Mr. Karthik drives to his office at a constant average speed of 48 km/h. The time taken to cover the first 60% of the distance is 20 minutes more than the time taken to cover the remaining 40% of the distance. What is the total distance from his home to the office (in km)?

Introduction / Context:
This question tests understanding of average speed and the relationship between distance, speed, and time when different portions of a journey are considered. Although only one speed is mentioned, the question focuses on comparing the time taken for different fractions of the same total distance. This type of problem frequently appears in time and distance sections of aptitude tests.

Given Data / Assumptions:
- The overall average speed of Mr. Karthik is 48 km/h.
- The journey from home to office is a single trip with constant speed 48 km/h.
- The first 60% of the distance takes 20 minutes more than the last 40% of the distance.
- We assume straight travel at uniform speed with no breaks or delays.
- We need to find the entire distance between his home and office in kilometres.

Concept / Approach:
We use the basic formula distance = speed * time. If the speed is constant throughout the journey, then time is directly proportional to distance. That means the time taken to cover 60% of the distance and the time taken to cover 40% of the distance are proportional to 0.6 and 0.4 of the total distance, and their difference is given. By using the speed and the time difference, we can find the full distance.

Step-by-Step Solution:
Step 1: Let the total distance be D km.Step 2: Distance for the first part is 0.6D, and for the second part is 0.4D.Step 3: Since the speed is 48 km/h throughout, time for first 60% is t1 = 0.6D / 48 hours.Step 4: Time for last 40% is t2 = 0.4D / 48 hours.Step 5: The difference in time t1 - t2 equals 20 minutes, that is 1/3 hour.So, 0.6D / 48 - 0.4D / 48 = 1/3.Step 6: Simplify the left-hand side: (0.6D - 0.4D) / 48 = 0.2D / 48 = 1/3.Step 7: Therefore, 0.2D = 48 * (1/3) = 16, so D = 16 / 0.2 = 80 km.

Verification / Alternative check:
If the total distance is 80 km, then 60% of it is 48 km and 40% is 32 km. Time for the first 48 km at 48 km/h is 48 / 48 = 1 hour. Time for the last 32 km is 32 / 48 = 2/3 hour, which is 40 minutes. The difference between 1 hour and 40 minutes is 20 minutes, which matches the given condition, confirming that 80 km is correct.

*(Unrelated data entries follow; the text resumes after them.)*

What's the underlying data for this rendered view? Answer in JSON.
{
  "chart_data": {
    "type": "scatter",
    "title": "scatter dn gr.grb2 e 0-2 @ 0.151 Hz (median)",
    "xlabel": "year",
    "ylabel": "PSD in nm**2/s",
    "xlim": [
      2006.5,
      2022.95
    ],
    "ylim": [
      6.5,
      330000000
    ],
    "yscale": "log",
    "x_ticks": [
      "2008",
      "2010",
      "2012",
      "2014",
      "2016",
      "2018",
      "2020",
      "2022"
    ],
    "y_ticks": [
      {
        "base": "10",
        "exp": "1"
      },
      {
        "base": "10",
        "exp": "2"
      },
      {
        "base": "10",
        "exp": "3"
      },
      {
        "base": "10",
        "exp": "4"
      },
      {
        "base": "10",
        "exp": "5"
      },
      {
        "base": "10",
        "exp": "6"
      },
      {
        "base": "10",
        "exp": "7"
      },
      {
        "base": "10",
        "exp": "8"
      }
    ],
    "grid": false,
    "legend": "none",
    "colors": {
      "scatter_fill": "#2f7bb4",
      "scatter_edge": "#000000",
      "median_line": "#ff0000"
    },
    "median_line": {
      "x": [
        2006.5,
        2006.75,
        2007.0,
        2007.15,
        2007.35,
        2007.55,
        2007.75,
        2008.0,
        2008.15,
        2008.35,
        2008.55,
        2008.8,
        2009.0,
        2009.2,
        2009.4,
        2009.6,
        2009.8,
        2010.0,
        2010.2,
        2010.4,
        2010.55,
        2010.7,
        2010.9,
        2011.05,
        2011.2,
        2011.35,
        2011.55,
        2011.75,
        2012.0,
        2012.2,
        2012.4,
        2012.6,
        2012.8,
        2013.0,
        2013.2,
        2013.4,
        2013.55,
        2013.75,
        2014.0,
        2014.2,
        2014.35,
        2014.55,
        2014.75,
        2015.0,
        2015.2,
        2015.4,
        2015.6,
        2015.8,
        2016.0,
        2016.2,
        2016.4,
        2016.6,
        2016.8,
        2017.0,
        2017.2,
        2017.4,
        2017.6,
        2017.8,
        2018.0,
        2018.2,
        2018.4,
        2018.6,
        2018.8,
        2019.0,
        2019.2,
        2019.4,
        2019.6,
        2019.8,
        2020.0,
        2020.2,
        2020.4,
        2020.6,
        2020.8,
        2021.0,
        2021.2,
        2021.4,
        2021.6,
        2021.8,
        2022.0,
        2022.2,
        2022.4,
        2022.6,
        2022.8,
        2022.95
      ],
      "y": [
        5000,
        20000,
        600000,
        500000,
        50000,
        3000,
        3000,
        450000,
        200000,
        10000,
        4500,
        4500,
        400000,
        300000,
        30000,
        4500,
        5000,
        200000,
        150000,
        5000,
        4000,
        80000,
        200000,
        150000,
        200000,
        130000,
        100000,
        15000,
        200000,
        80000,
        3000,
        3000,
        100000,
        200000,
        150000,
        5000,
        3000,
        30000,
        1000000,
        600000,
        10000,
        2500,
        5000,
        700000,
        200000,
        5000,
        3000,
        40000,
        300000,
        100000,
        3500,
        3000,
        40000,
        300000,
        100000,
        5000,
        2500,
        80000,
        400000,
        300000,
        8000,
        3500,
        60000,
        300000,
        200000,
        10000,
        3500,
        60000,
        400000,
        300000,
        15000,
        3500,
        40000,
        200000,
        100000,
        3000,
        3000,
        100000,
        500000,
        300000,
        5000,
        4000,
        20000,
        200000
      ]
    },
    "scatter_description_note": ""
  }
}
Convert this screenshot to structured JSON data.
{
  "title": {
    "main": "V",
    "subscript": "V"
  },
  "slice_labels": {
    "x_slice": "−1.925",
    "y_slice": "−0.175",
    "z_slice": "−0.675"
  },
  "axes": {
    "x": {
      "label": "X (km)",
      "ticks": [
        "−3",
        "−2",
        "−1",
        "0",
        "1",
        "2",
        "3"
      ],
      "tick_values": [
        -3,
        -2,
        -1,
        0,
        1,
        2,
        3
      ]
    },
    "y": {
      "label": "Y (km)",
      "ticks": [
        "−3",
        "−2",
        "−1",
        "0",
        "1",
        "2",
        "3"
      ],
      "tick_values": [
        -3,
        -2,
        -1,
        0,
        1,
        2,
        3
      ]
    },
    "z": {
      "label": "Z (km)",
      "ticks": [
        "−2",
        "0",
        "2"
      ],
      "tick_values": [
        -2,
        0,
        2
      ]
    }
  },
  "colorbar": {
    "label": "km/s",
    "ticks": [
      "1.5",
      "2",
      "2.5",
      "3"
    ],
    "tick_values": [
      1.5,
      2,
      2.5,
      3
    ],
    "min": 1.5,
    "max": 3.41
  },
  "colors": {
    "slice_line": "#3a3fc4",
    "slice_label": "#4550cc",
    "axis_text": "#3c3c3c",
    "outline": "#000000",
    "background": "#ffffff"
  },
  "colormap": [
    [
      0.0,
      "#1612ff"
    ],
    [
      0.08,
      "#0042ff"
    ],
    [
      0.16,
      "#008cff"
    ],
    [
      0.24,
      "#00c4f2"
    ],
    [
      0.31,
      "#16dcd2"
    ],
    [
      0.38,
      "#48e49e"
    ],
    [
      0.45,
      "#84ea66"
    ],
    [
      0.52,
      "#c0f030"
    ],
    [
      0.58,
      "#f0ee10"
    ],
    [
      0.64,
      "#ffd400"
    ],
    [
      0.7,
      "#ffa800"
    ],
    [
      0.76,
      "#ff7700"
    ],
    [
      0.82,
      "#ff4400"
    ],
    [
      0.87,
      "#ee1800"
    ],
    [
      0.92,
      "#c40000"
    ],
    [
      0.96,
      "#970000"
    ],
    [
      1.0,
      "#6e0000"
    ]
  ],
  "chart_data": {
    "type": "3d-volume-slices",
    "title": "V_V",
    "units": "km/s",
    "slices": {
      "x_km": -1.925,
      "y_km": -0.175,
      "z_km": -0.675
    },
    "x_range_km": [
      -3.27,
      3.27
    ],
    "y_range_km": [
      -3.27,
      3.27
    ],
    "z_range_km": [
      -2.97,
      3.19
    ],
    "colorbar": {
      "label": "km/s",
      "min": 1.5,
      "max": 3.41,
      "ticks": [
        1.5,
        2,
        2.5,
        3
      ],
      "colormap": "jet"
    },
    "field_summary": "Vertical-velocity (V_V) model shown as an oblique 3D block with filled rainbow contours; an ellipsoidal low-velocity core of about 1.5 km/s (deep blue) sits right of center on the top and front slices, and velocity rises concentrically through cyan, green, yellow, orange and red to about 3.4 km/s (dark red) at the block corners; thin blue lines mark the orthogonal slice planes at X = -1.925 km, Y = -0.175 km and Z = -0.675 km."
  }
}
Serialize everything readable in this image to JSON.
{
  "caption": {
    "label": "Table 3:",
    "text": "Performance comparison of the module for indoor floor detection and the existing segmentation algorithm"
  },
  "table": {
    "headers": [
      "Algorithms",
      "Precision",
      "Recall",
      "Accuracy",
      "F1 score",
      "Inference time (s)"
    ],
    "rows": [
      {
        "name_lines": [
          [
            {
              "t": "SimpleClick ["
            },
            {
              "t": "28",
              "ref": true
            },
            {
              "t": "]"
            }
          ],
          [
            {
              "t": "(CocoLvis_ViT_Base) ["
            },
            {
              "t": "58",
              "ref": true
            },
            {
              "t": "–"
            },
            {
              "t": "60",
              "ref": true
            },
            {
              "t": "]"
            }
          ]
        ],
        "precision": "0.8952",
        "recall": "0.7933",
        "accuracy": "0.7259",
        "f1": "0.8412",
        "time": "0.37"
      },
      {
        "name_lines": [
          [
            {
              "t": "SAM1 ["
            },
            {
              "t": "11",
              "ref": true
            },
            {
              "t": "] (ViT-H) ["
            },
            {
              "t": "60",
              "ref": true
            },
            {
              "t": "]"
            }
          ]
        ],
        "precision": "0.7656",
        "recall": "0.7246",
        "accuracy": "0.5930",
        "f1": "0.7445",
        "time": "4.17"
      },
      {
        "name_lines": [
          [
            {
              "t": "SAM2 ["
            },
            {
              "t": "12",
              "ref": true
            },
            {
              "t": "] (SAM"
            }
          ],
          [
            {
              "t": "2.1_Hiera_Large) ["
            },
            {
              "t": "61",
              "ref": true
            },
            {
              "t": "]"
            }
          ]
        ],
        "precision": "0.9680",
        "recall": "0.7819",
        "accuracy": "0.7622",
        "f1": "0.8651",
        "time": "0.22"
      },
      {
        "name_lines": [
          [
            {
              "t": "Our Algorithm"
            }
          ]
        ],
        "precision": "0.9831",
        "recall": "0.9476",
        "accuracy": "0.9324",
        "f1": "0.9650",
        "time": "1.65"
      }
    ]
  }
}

Why Other Options Are Wrong:
- 40 km would make the time difference between the two parts smaller than 20 minutes.
- 50 km and 70 km similarly do not satisfy the condition when you compute the times for 60% and 40% segments at 48 km/h.
Only 80 km gives a time difference of exactly 20 minutes between the two parts of the journey.

Common Pitfalls:
One common error is to think that “average speed” means two different speeds were used, which can overcomplicate the problem. Here the average speed is the constant speed. Another pitfall is to convert 20 minutes incorrectly or to forget that 60% and 40% refer to fractions of the same total distance. Always work in consistent units and carefully translate percentage information into fractional distances.

Final Answer:
The distance from Karthik's home to his office is 80 km.